I heard Eric would be running The Tuffer PUFfeR this past weekend, but didn't realise he would actually WIN the whole race! This bodes well, not only for Eric, but for me too. Now I have a good friend whose brother has won a race. That takes me one step closer to glory.
Not only does Eric run (pretty quickly it seems) all over Table Mountain and it's surrounding slopes but is also an artist. Check out his artwork on Here's Eric's take on what it is like to run 100 miles (161k's) in under 24 hours. Makes for one helluva good read.....
The pics in this post were supplied by the crazies at Thanks guys!
You begin life on all fours. Crawling. Then walking. Jogging. Running. You do your first 5km time trial, then 10, then half marathon, then full.. somewhere along the line you are inspired and decide to submit an entry to Oceans almost hoping it will get lost so you’ve at least tried. But it doesn’t. Then Comrades. Then Puffer. You get used to people cringing at the thought of what you do for fun, you cant understand it as you believe anyone can actually do it too, as its surely not that weird? It’s all just a perfectly natural progression. And before you know it you’re classified as standing on the lunatic fringe, that proverbial edge of normality and of socially acceptable behavior, staring out over a vast landscape of possibilities, of opportunities, of challenges…

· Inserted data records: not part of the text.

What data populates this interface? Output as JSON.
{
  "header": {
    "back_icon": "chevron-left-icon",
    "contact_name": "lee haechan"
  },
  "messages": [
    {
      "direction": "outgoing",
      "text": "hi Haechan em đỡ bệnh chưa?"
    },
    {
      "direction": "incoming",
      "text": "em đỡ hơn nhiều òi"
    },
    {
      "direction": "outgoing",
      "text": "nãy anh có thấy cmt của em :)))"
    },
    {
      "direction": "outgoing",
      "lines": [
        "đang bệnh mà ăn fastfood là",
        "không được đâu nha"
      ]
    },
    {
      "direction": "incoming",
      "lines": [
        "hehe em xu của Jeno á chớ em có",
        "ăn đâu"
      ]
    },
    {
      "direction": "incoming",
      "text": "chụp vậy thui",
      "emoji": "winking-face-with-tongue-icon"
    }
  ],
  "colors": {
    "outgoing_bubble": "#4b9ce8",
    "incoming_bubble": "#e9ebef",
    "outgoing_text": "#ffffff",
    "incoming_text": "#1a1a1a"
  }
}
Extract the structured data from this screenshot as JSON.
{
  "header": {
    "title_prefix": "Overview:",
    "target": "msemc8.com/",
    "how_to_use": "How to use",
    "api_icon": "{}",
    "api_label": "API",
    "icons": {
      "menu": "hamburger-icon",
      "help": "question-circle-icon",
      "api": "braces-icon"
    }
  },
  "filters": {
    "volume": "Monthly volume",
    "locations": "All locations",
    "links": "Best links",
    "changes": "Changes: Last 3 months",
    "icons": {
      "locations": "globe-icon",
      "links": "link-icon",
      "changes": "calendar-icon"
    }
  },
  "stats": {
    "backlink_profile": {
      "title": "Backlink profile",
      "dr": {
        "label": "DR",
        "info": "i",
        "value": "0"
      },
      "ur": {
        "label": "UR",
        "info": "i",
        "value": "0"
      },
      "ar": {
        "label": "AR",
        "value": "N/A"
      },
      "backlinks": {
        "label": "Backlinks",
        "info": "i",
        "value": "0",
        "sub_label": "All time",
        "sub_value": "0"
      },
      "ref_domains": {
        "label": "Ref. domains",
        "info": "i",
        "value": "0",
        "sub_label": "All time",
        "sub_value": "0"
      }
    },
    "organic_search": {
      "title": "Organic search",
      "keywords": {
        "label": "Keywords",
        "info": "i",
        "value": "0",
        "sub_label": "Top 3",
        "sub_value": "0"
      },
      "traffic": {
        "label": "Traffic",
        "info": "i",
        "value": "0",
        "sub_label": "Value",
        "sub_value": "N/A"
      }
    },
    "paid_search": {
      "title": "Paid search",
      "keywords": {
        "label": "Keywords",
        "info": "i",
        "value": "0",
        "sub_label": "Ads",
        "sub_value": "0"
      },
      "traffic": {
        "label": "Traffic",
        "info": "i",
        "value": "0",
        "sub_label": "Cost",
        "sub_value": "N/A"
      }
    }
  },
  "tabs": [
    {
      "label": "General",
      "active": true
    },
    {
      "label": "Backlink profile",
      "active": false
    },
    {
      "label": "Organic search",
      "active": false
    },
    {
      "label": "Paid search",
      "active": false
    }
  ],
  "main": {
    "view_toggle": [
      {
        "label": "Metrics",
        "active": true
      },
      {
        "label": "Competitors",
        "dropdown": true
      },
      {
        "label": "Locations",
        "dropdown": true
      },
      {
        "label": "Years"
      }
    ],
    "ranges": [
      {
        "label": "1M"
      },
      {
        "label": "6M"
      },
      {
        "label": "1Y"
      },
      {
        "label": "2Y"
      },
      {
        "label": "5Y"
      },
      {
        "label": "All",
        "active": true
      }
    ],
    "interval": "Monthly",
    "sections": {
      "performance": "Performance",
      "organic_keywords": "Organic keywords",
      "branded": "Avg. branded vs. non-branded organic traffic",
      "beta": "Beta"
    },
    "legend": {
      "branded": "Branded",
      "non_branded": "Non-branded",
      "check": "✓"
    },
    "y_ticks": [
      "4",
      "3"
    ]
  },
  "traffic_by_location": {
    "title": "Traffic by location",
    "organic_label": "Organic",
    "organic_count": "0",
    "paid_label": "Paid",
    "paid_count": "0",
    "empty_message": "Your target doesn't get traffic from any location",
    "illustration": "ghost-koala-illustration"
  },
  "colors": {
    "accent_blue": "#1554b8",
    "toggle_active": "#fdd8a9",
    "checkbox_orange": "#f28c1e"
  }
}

And out there, lying quietly under a rock unturned, was the next step forward. The most perfectly normal event one could think of, running from the Waterfront to Cape Point and back.

It was time to turn that rock over…

Friday morning. August 21st, 8a.m.
Standing in the soft rain, listening to a powerful dedication read out by Paul. Cant believe its here. Cant believe we’re here! 10…9…8… the countdown begins then we’re off. Suddenly, after all those months of anticipation and preparation, I could look down and see feet shuffling south towards Cape Point. The route out is hugely psychological, you know that every single step taken is to be repeated in reverse. We’re down Portswood Rd, through sitting rush-hour traffic (and they call us crazy?!) and onto Signal Hill. Soon the group spreads out, Alan & Paul & Derek drop back a bit, JT strong but then I’m talking to myself. Sure she’ll be alongside soon.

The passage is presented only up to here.